One minor upside: my first intro call with the local search and rescue group (OVERT) will be in less than 48 hours. Finally, some minor sign of progress: it’ll take a while for the orientation courses to start, but it’ll be something to look forward to. Something to differentiate all these monotone weeks.
Warren Buffett has released his annual letter to Berkshire-Hathaway shareholders earlier today. He’s 90 years old, and his right-hand man, Charlie Munger, is 97. A lot of their Berkshire investments are being managed by their apprentices these days (Buffett never would’ve invested in Apple on his own), but the two still have a wealth of experience. Should be a fun read: if anyone can provide optimistic commentary on the dumpster-fire that was 2020, it’ll be Buffett.

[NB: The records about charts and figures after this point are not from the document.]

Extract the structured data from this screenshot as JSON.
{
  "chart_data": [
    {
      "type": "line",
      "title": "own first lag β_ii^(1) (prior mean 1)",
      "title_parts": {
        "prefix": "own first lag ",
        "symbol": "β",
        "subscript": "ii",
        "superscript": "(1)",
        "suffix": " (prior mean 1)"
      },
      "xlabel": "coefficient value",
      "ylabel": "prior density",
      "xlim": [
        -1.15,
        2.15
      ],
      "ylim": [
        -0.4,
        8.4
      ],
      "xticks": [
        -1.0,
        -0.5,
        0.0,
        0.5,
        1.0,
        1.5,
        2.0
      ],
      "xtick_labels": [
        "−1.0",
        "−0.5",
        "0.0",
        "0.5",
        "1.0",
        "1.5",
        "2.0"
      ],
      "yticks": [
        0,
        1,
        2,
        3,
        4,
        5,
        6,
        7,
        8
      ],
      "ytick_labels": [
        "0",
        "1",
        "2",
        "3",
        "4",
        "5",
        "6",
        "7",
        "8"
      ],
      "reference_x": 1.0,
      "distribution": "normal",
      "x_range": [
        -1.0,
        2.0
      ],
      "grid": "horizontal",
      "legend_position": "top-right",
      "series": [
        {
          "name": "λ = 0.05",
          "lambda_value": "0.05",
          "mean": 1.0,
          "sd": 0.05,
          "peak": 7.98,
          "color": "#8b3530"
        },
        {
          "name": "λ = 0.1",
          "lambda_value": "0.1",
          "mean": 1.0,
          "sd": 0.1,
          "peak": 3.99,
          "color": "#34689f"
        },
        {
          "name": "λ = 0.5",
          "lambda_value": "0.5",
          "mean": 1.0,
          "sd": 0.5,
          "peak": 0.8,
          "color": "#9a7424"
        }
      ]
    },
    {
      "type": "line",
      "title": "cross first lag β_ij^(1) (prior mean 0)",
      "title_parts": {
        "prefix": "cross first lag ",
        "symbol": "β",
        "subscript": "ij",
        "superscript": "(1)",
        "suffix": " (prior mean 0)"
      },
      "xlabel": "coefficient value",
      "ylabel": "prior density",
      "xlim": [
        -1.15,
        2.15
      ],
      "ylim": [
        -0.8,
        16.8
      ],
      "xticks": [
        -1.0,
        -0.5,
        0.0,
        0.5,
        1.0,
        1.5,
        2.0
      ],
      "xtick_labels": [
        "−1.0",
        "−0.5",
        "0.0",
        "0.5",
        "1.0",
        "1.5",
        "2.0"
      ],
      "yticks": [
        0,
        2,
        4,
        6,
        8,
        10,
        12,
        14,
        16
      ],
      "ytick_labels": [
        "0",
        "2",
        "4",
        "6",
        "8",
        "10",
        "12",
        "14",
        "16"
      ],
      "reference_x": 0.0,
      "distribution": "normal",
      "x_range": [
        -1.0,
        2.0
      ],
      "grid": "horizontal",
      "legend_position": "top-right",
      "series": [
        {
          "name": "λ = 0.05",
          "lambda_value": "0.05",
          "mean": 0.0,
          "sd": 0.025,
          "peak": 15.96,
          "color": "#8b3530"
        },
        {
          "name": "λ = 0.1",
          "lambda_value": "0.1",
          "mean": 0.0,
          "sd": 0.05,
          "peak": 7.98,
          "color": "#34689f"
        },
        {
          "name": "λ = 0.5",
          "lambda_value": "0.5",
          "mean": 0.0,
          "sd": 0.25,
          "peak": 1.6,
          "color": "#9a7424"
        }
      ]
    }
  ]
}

In covid news, the US has set a new daily record for mass vaccinations: 2.4 million Americans got their vaccines in one day. Woooo, go US! On this side of the border, a pub trivia night on February 2nd in British Columbia led to a cluster of 24 cases among the attendees. They ended up infecting those around them (daycare, school, families, work, etc), and now there are 300 cases linked to that single pub night. A game to die for, eh?.. There’s a lot of finger-pointing going on between the province (which allowed bars to reopen), the pub’s owners, those who are outraged at the selfish trivia enthusiasts… There are no good guys here. As always, I hope everyone makes a full and speedy recovery. But if this super-cluster causes even a single death, I hope the pub’s owners and the trivia fans who should have known the risk will live with that guilt. Then again, there’s always the chance that they’re so self-absorbed and arrogant that they’ll just brush it off.
We’re in a strange twilight zone where vaccines are almost here, so tantalizingly close, yet people are still making dumb life choices which create new covid clusters, causing entirely preventable and avoidable misery in their communities. Every covid death is tragic, but those that happened with the vaccines just around the corner somehow feel even more tragic than the rest.
And just to end this on a good note, the FDA has officially approved the Johnson&Johnson vaccine, though it was only a matter of time after their announcement earlier this week. The US government plans to distribute 4 million doses across the country next week, with more to come. I’m blown away by the sheer scale of this rollout. The sooner our yankee neighbours recover, the sooner Canada will be able to piggyback, eh.
Enjoy the second half of your weekend, y’all.